– Чем отравлены?! – завопил в ответ Смеджебаккен. – Бутылкой лучшего в мире шампанского?!
– Да.
– С каких это пор шампанское заставляет вас целый месяц болеть? Что вы за человек? Я хочу сказать, насколько же это вы крепки, если организм ваш воспринимает шампанское как яд?
– Я так же крепок, как и всякий другой. Просто я испытываю отвращение ко всему, что фальшиво, уродливо или лживо. И заметьте, ложь и фальшь – это разные вещи. Порой я могу совершать необычайные поступки, но в присутствии зла становлюсь слабым.
– Почему?
– Потому что однажды оно меня сокрушило. Оно совершенно меня одолело, и я был так же беспомощен в его хватке, как человек, парализованный во сне.
– Но вы, однако же, живы, – сказал Смеджебаккен, не с целью мне противоречить, но чтобы вытянуть из меня подробности этой истории, изложить которую я не мог, поскольку замешан в ней был не только я один.
– По чистой случайности.
– Ладно, – сказал Смеджебаккен, – вы уже не так уж плохи, и я очень надеюсь, что вам станет лучше. Когда вы окончательно поправитесь?
– Скоро, – ответил я, – очень скоро.
Той ночью мне приснилось, что я лежу в летнем лесу, где деревья придают дополнительную жизнь и глубину воздуху, который иначе был бы всего лишь эфиром. Звучало прекрасное пение птиц, не знающих, что они возвещают и для чего, так же как не знают об этом волны, накатывающиеся на берег и разбивающиеся в солнечных брызгах. Море раскинулось неподалеку, у подножия холма, синее и пустое. А цветы, казалось, озарялись светом изнутри.
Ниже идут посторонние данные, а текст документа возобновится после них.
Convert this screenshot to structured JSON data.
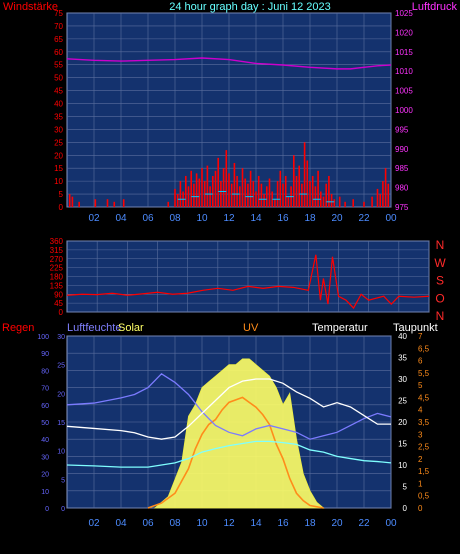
{
  "colors": {
    "background": "#000000",
    "plot_bg": "#14326e",
    "grid": "#5a6e9e",
    "wind": "#ff0000",
    "pressure": "#cc00cc",
    "direction": "#ff0000",
    "humidity": "#7b7bff",
    "solar": "#ffff66",
    "uv": "#ff8c1a",
    "temperature": "#ffffff",
    "dewpoint": "#7fffff"
  },
  "header": {
    "title": "24 hour graph day : Juni 12 2023",
    "left_label": "Windstärke",
    "right_label": "Luftdruck"
  },
  "bottom_header": {
    "regen": "Regen",
    "luftfeuchte": "Luftfeuchte",
    "solar": "Solar",
    "uv": "UV",
    "temperatur": "Temperatur",
    "taupunkt": "Taupunkt"
  },
  "chart_data": [
    {
      "type": "bar",
      "name": "wind-pressure",
      "x_ticks": [
        "02",
        "04",
        "06",
        "08",
        "10",
        "12",
        "14",
        "16",
        "18",
        "20",
        "22",
        "00"
      ],
      "y_left_ticks": [
        "75",
        "70",
        "65",
        "60",
        "55",
        "50",
        "45",
        "40",
        "35",
        "30",
        "25",
        "20",
        "15",
        "10",
        "5",
        "0"
      ],
      "y_right_ticks": [
        "1025",
        "1020",
        "1015",
        "1010",
        "1005",
        "1000",
        "995",
        "990",
        "985",
        "980",
        "975"
      ],
      "ylim_left": [
        0,
        75
      ],
      "ylim_right": [
        975,
        1025
      ],
      "wind_gusts": [
        [
          0.2,
          5
        ],
        [
          0.4,
          4
        ],
        [
          0.9,
          2
        ],
        [
          2.1,
          3
        ],
        [
          3.0,
          3
        ],
        [
          3.5,
          2
        ],
        [
          4.2,
          3
        ],
        [
          7.5,
          2
        ],
        [
          8.0,
          7
        ],
        [
          8.2,
          5
        ],
        [
          8.4,
          10
        ],
        [
          8.6,
          6
        ],
        [
          8.8,
          12
        ],
        [
          9.0,
          8
        ],
        [
          9.2,
          14
        ],
        [
          9.4,
          9
        ],
        [
          9.6,
          13
        ],
        [
          9.8,
          11
        ],
        [
          10.0,
          15
        ],
        [
          10.2,
          10
        ],
        [
          10.4,
          16
        ],
        [
          10.6,
          8
        ],
        [
          10.8,
          12
        ],
        [
          11.0,
          14
        ],
        [
          11.2,
          19
        ],
        [
          11.4,
          10
        ],
        [
          11.6,
          15
        ],
        [
          11.8,
          22
        ],
        [
          12.0,
          13
        ],
        [
          12.2,
          9
        ],
        [
          12.4,
          17
        ],
        [
          12.6,
          12
        ],
        [
          12.8,
          8
        ],
        [
          13.0,
          15
        ],
        [
          13.2,
          11
        ],
        [
          13.4,
          9
        ],
        [
          13.6,
          14
        ],
        [
          13.8,
          10
        ],
        [
          14.0,
          6
        ],
        [
          14.2,
          12
        ],
        [
          14.4,
          9
        ],
        [
          14.6,
          5
        ],
        [
          14.8,
          8
        ],
        [
          15.0,
          11
        ],
        [
          15.2,
          6
        ],
        [
          15.4,
          3
        ],
        [
          15.6,
          10
        ],
        [
          15.8,
          14
        ],
        [
          16.0,
          9
        ],
        [
          16.2,
          12
        ],
        [
          16.4,
          4
        ],
        [
          16.6,
          8
        ],
        [
          16.8,
          20
        ],
        [
          17.0,
          12
        ],
        [
          17.2,
          16
        ],
        [
          17.4,
          9
        ],
        [
          17.6,
          25
        ],
        [
          17.8,
          18
        ],
        [
          18.0,
          10
        ],
        [
          18.2,
          12
        ],
        [
          18.4,
          8
        ],
        [
          18.6,
          14
        ],
        [
          18.8,
          6
        ],
        [
          19.0,
          4
        ],
        [
          19.2,
          9
        ],
        [
          19.4,
          12
        ],
        [
          19.6,
          5
        ],
        [
          19.8,
          3
        ],
        [
          20.2,
          4
        ],
        [
          20.6,
          2
        ],
        [
          21.2,
          3
        ],
        [
          22.0,
          2
        ],
        [
          22.6,
          4
        ],
        [
          23.0,
          7
        ],
        [
          23.2,
          5
        ],
        [
          23.4,
          10
        ],
        [
          23.6,
          15
        ],
        [
          23.8,
          9
        ]
      ],
      "wind_avg": [
        [
          8.5,
          3
        ],
        [
          9.5,
          4
        ],
        [
          10.5,
          5
        ],
        [
          11.5,
          6
        ],
        [
          12.5,
          5
        ],
        [
          13.5,
          4
        ],
        [
          14.5,
          3
        ],
        [
          15.5,
          3
        ],
        [
          16.5,
          4
        ],
        [
          17.5,
          5
        ],
        [
          18.5,
          3
        ],
        [
          19.5,
          2
        ]
      ],
      "pressure": [
        [
          0,
          1013.2
        ],
        [
          2,
          1012.8
        ],
        [
          4,
          1012.6
        ],
        [
          6,
          1012.8
        ],
        [
          8,
          1013.0
        ],
        [
          10,
          1013.4
        ],
        [
          12,
          1013.0
        ],
        [
          14,
          1012.0
        ],
        [
          16,
          1011.6
        ],
        [
          18,
          1011.0
        ],
        [
          20,
          1010.6
        ],
        [
          21,
          1010.6
        ],
        [
          22,
          1011.0
        ],
        [
          23,
          1011.4
        ],
        [
          24,
          1011.6
        ]
      ]
    },
    {
      "type": "scatter",
      "name": "wind-direction",
      "x_ticks": [
        "02",
        "04",
        "06",
        "08",
        "10",
        "12",
        "14",
        "16",
        "18",
        "20",
        "22",
        "00"
      ],
      "y_left_ticks": [
        "360",
        "315",
        "270",
        "225",
        "180",
        "135",
        "90",
        "45",
        "0"
      ],
      "y_right_ticks": [
        "N",
        "W",
        "S",
        "O",
        "N"
      ],
      "ylim": [
        0,
        360
      ],
      "direction": [
        [
          0,
          85
        ],
        [
          1,
          90
        ],
        [
          2,
          88
        ],
        [
          3,
          95
        ],
        [
          4,
          85
        ],
        [
          5,
          92
        ],
        [
          6,
          100
        ],
        [
          7,
          90
        ],
        [
          8,
          95
        ],
        [
          9,
          110
        ],
        [
          10,
          120
        ],
        [
          11,
          110
        ],
        [
          12,
          130
        ],
        [
          13,
          120
        ],
        [
          14,
          130
        ],
        [
          15,
          125
        ],
        [
          16,
          110
        ],
        [
          16.5,
          290
        ],
        [
          16.8,
          60
        ],
        [
          17,
          170
        ],
        [
          17.3,
          40
        ],
        [
          17.6,
          280
        ],
        [
          18,
          80
        ],
        [
          18.5,
          60
        ],
        [
          19,
          20
        ],
        [
          19.5,
          90
        ],
        [
          20,
          60
        ],
        [
          21,
          80
        ],
        [
          21.5,
          40
        ],
        [
          22,
          80
        ],
        [
          23,
          75
        ],
        [
          24,
          80
        ]
      ]
    },
    {
      "type": "line",
      "name": "climate",
      "x_ticks": [
        "02",
        "04",
        "06",
        "08",
        "10",
        "12",
        "14",
        "16",
        "18",
        "20",
        "22",
        "00"
      ],
      "y_regen_ticks": [
        "100",
        "90",
        "80",
        "70",
        "60",
        "50",
        "40",
        "30",
        "20",
        "10",
        "0"
      ],
      "y_hum_ticks": [
        "30",
        "25",
        "20",
        "15",
        "10",
        "5",
        "0"
      ],
      "y_temp_ticks": [
        "40",
        "35",
        "30",
        "25",
        "20",
        "15",
        "10",
        "5",
        "0"
      ],
      "y_uv_ticks": [
        "7",
        "6,5",
        "6",
        "5,5",
        "5",
        "4,5",
        "4",
        "3,5",
        "3",
        "2,5",
        "2",
        "1,5",
        "1",
        "0,5",
        "0"
      ],
      "ylim_regen": [
        0,
        100
      ],
      "ylim_temp": [
        0,
        40
      ],
      "ylim_uv": [
        0,
        7
      ],
      "humidity": [
        [
          0,
          60
        ],
        [
          2,
          61
        ],
        [
          4,
          64
        ],
        [
          5,
          66
        ],
        [
          6,
          70
        ],
        [
          7,
          78
        ],
        [
          8,
          73
        ],
        [
          9,
          66
        ],
        [
          10,
          56
        ],
        [
          11,
          48
        ],
        [
          12,
          44
        ],
        [
          13,
          42
        ],
        [
          14,
          46
        ],
        [
          15,
          48
        ],
        [
          16,
          46
        ],
        [
          17,
          44
        ],
        [
          18,
          40
        ],
        [
          19,
          42
        ],
        [
          20,
          44
        ],
        [
          21,
          48
        ],
        [
          22,
          52
        ],
        [
          23,
          55
        ],
        [
          24,
          53
        ]
      ],
      "temperature": [
        [
          0,
          19
        ],
        [
          2,
          18.5
        ],
        [
          4,
          18
        ],
        [
          5,
          17.5
        ],
        [
          6,
          16.5
        ],
        [
          7,
          16
        ],
        [
          8,
          16.5
        ],
        [
          9,
          19
        ],
        [
          10,
          22
        ],
        [
          11,
          25
        ],
        [
          12,
          28
        ],
        [
          13,
          29.5
        ],
        [
          14,
          30
        ],
        [
          15,
          30
        ],
        [
          16,
          29
        ],
        [
          17,
          27
        ],
        [
          18,
          25.5
        ],
        [
          19,
          23.5
        ],
        [
          20,
          24.5
        ],
        [
          21,
          23.5
        ],
        [
          22,
          21.5
        ],
        [
          23,
          19.5
        ],
        [
          24,
          19.5
        ]
      ],
      "dewpoint": [
        [
          0,
          10
        ],
        [
          2,
          9.8
        ],
        [
          4,
          9.5
        ],
        [
          6,
          9.5
        ],
        [
          8,
          10.5
        ],
        [
          9,
          11.5
        ],
        [
          10,
          13
        ],
        [
          11,
          13.8
        ],
        [
          12,
          14.5
        ],
        [
          13,
          15
        ],
        [
          14,
          15.5
        ],
        [
          15,
          15.5
        ],
        [
          16,
          15.2
        ],
        [
          17,
          14.8
        ],
        [
          18,
          13.5
        ],
        [
          19,
          13
        ],
        [
          20,
          12
        ],
        [
          21,
          11.5
        ],
        [
          22,
          11
        ],
        [
          23,
          10.8
        ],
        [
          24,
          10.5
        ]
      ],
      "solar": [
        [
          6.5,
          0
        ],
        [
          7.5,
          2
        ],
        [
          8.5,
          8
        ],
        [
          9,
          16
        ],
        [
          9.5,
          18
        ],
        [
          10,
          21
        ],
        [
          10.5,
          22
        ],
        [
          11,
          23
        ],
        [
          11.5,
          24
        ],
        [
          12,
          25
        ],
        [
          12.5,
          25
        ],
        [
          13,
          26
        ],
        [
          13.5,
          26
        ],
        [
          14,
          25
        ],
        [
          14.5,
          24
        ],
        [
          15,
          23
        ],
        [
          15.5,
          21
        ],
        [
          16,
          18
        ],
        [
          16.5,
          20
        ],
        [
          17,
          12
        ],
        [
          17.5,
          6
        ],
        [
          18,
          3
        ],
        [
          18.5,
          1
        ],
        [
          19,
          0
        ]
      ],
      "uv": [
        [
          6,
          0
        ],
        [
          7,
          0.2
        ],
        [
          8,
          0.6
        ],
        [
          9,
          1.6
        ],
        [
          9.5,
          2.4
        ],
        [
          10,
          3.0
        ],
        [
          10.5,
          3.4
        ],
        [
          11,
          3.6
        ],
        [
          11.5,
          4.0
        ],
        [
          12,
          4.3
        ],
        [
          12.5,
          4.4
        ],
        [
          13,
          4.5
        ],
        [
          13.5,
          4.3
        ],
        [
          14,
          4.1
        ],
        [
          14.5,
          3.8
        ],
        [
          15,
          3.4
        ],
        [
          15.5,
          2.6
        ],
        [
          16,
          2.0
        ],
        [
          16.5,
          1.2
        ],
        [
          17,
          0.6
        ],
        [
          17.5,
          0.3
        ],
        [
          18,
          0.1
        ],
        [
          19,
          0
        ]
      ]
    }
  ]
}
Я пребывал в покое и безмятежности, но не испытывал счастья, ибо знал, что это место было последним моим пристанищем, что после него не будет никакого другого.
Когда на следующее утро я проснулся, остатки яда покинули мой организм и болезнь испарилась. После месяца спячки я был полон сил, энергии и уверенности.
– Пойдемте в музей, – сказал я Смеджебаккену, который ел или, точнее, собирался съесть кошерную индюшачью гузку. (После случая в «Сонной Лощине» я к ним очень даже благосклонен.)
– На разведку?
– Нет. На дело.
– Не смешите меня, – сказал он. – Нам с месяц придется практиковаться. Я ни разу не видел этой картины и не знаю вашего плана.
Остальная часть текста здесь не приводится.